Jennifer started making monoprints in the early 1990s to capture the images that she could see from her rooftop and the streets of Northern Liberties as it was burning and crumbling around her. She returned to the theme of Northern Liberties earlier this year to see what remains of this former industrial neighborhood and determine what the impact of change has been on individual and neighborhood life.
How did you decide to work with monoprints for this project?
I began making monoprints when my daughter was born and I needed to work faster. I had been making sculptures that took a year or so to complete one piece, and being able to complete a monoprint in a couple of hours was very satisfying. The immediacy and the texture of the medium worked so well to communicate the atmosphere that I was trying to create in my Northern Liberties images. It really seemed to fit with the subject matter.
The Northern Liberties pieces I am doing right now are not monoprints. I am making paintings on wood panels and working to translate that same immediacy to the new medium. It is a challenge for me to try to keep working fast and not belabor the pieces.
What did working with this medium allow you to do that other mediums might not allow?
As I said there is a great appeal in the quickness of the medium, because having to work to complete a piece in about 3 or 4 hours (before the paint becomes too dry to print) forces me to focus on what is most important about each image, to get to its essence and leave out all the extraneous information and detail. I think it forces me to make bolder images with more impact than if I had the time to put in all the little details that I might be tempted to add if I had more time. Also, I love the unpredictability of the medium and have learned how to make use of that.
What initially drew you to First Person Arts?

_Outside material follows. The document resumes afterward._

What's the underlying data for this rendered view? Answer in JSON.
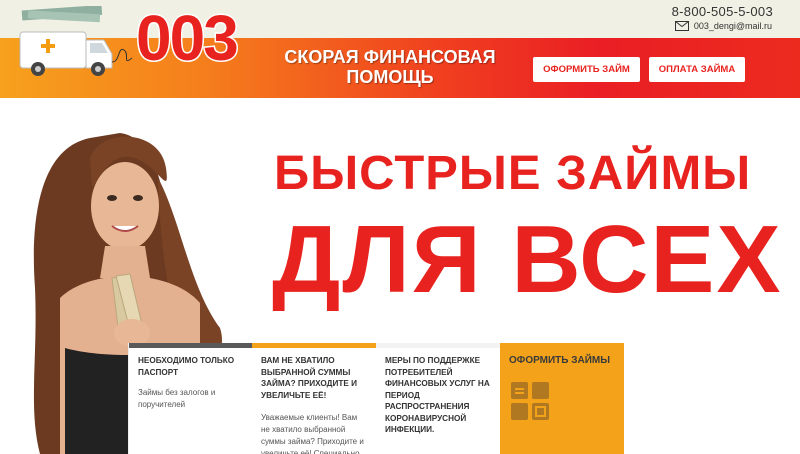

I think that most art has an element of autobiography or memoir, and sometimes it is literal and direct and sometimes it is completely hidden. I have done work that fits both of those categories, but my Northern Liberties Project to me really is a memoir, although it is a memoir of my observations of my neighborhood rather than of myself. I am interested in looking for the artist, or the personal and strongly felt ideas, in all kinds of artwork and First Person Arts is a good place to do that.
What’s your favorite N. Libs haunt and why?
My studio. I don’t have time to hang out anywhere else. Although I do like the coffee shop around the corner (Higher Grounds) and Kaplan’s Bakery down the street. I often walk around the neighborhood with my camera and sketchbook.